Hot Stamper Pressings of the Music of Mozart Available Now
One of the better Speakers Corner Deccas. When they released this title on Heavy Vinyl in 1998, it became one of the few Speakers Corner classical recordings we carried and recommended.
We knew it sounded good, but up until recently [recently being 2010 or so], when we started collecting and playing the better vintage Deccas and Londons, we sure didn’t know it could sound as good as the best of those pressings do.
Below are some thoughts from a recent classical listing that we hope will shed light on our longstanding aversion to the sound of these modern remasterings.
Transparency
What is lost in these newly remastered recordings? Lots of things, but the most obvious and bothersome is TRANSPARENCY.
Modern records are just so damn opaque. We can’t stand that sound. It drives us crazy. Important musical information — the kind we hear on even second-rate regular pressings — is simply nowhere to be found. That audiophiles as a group — including those that pass themselves off as champions of analog in the audio press — do not notice these failings does not speak well for either their equipment or their critical listening skills.
It is our contention that no one alive today is capable of making records that sound as good as the vintage ones we sell.
UPDATE 2025
The guy who cut this pressing sometime this century did a great job — it sounds like a vintage record, and better than any of the vintage pressings of the title we have ever played — but we don’t know who it is because he wasn’t credited on the jacket for his mastering!
Perhaps we should be more clear and say that it is the Big Name mastering engineers who can’t seem to cut a good record these days,
Once you hear our Hot Stamper pressings, those 180 gram records you own may never sound right to you again. They sure don’t sound right to us, but we are in the enviable position of being able to play the best properly-cleaned older pressings (reissues included) side by side with the newer ones.
This allows the faults of the current reissues to become much more recognizable, to the point of actually being quite obvious. When you can hear the different pressings that way, head to head, there really is no comparison.
A Lost Cause
The wonderful vintage disc we are offering here will surely shame 100% of the Heavy Vinyl pressings ever made, as no Heavy Vinyl pressing — not one — has ever sounded especially transparent orspacious to us when played against the best Golden Age recordings, whether pressed back in the day or twenty years later.
Many of the major labels were producing superb classical records well into the 70s.
By the 90s no one — and we really do mean no one — could manage to make a record that compares with them.
Precisely the reason we stopped carrying The Modern LP Pressing — it just can’t compete with good vintage vinyl, assuming that the vinyl in question has been properly mastered, pressed and cleaned.
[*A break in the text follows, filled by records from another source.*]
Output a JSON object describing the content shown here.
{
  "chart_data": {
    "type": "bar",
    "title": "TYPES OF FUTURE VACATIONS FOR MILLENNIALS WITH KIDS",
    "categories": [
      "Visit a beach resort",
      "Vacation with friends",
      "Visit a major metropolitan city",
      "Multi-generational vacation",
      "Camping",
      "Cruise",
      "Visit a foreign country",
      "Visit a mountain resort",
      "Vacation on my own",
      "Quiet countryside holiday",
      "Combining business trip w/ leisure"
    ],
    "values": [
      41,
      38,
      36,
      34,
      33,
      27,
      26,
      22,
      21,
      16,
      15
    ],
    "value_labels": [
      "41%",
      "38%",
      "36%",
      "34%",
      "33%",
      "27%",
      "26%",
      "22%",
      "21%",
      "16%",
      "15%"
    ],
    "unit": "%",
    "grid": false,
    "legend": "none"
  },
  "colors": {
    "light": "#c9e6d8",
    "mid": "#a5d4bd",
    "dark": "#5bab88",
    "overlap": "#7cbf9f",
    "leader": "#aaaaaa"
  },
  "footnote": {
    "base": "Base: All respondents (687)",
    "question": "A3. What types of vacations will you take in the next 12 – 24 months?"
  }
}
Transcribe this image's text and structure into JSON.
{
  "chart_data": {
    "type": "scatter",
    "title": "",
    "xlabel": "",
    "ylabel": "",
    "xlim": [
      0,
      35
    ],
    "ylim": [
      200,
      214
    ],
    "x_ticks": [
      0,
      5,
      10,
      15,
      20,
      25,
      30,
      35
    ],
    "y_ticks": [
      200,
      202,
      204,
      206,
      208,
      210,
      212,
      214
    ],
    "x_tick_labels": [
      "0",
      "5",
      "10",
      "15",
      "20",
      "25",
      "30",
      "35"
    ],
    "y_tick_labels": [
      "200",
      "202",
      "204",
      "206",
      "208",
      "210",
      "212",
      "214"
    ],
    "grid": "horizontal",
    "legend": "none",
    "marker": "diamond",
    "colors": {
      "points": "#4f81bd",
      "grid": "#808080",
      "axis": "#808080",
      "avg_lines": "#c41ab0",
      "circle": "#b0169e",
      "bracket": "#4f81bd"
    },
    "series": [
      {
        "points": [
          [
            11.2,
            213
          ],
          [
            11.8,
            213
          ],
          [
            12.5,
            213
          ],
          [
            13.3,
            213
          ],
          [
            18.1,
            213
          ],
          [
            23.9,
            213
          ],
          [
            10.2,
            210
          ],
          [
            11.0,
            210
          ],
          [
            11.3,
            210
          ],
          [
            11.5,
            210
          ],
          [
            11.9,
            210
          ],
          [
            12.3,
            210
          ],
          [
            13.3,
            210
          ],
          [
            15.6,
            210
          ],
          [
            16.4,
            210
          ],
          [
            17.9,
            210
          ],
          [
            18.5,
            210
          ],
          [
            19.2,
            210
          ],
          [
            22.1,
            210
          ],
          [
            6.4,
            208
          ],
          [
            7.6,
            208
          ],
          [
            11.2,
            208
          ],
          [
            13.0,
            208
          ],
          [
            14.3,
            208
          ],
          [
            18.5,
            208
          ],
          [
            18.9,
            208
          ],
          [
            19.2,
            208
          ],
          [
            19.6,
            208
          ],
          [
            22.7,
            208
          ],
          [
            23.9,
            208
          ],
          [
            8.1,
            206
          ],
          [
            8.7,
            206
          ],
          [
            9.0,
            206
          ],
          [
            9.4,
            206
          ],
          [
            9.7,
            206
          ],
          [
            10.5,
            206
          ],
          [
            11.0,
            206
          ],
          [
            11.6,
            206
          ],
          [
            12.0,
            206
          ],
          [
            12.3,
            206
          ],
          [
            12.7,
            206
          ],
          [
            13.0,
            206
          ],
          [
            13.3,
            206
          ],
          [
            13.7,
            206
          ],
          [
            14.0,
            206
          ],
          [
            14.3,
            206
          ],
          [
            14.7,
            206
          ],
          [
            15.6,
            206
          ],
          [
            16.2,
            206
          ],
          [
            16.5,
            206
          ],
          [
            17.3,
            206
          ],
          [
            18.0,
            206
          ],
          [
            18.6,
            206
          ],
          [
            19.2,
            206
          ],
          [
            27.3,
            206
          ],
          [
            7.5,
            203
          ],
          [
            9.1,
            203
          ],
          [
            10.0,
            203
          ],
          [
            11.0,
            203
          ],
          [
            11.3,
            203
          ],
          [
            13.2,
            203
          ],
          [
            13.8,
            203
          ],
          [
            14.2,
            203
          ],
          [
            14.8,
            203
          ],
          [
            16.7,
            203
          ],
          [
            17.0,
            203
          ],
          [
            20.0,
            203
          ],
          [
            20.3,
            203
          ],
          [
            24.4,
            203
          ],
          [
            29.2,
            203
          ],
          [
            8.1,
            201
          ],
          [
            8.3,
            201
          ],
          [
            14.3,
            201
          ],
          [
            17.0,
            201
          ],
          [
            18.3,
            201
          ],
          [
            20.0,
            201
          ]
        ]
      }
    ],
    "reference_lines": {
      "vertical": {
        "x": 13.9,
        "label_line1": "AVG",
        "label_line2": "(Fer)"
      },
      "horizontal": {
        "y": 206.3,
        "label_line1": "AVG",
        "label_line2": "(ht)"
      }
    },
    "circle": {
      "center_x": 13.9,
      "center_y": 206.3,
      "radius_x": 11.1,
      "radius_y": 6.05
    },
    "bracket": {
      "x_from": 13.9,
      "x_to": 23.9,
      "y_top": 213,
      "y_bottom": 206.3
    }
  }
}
This is of course something we would never assume — we clean the records and play them and that’s how we find out whether they are any good or not. There is no other way to do it — for any record from any era — despite what you may read elsewhere.
Mozart’s Symphonies
In an article about the Jupiter Symphony, Sir George Grove wrote that “it is for the finale that Mozart has reserved all the resources of his science, and all the power, which no one seems to have possessed to the same degree with himself, of concealing that science, and making it the vehicle for music as pleasing as it is learned. Nowhere has he achieved more.”
Of the piece as a whole, he wrote that “It is the greatest orchestral work of the world which preceded the French Revolution.”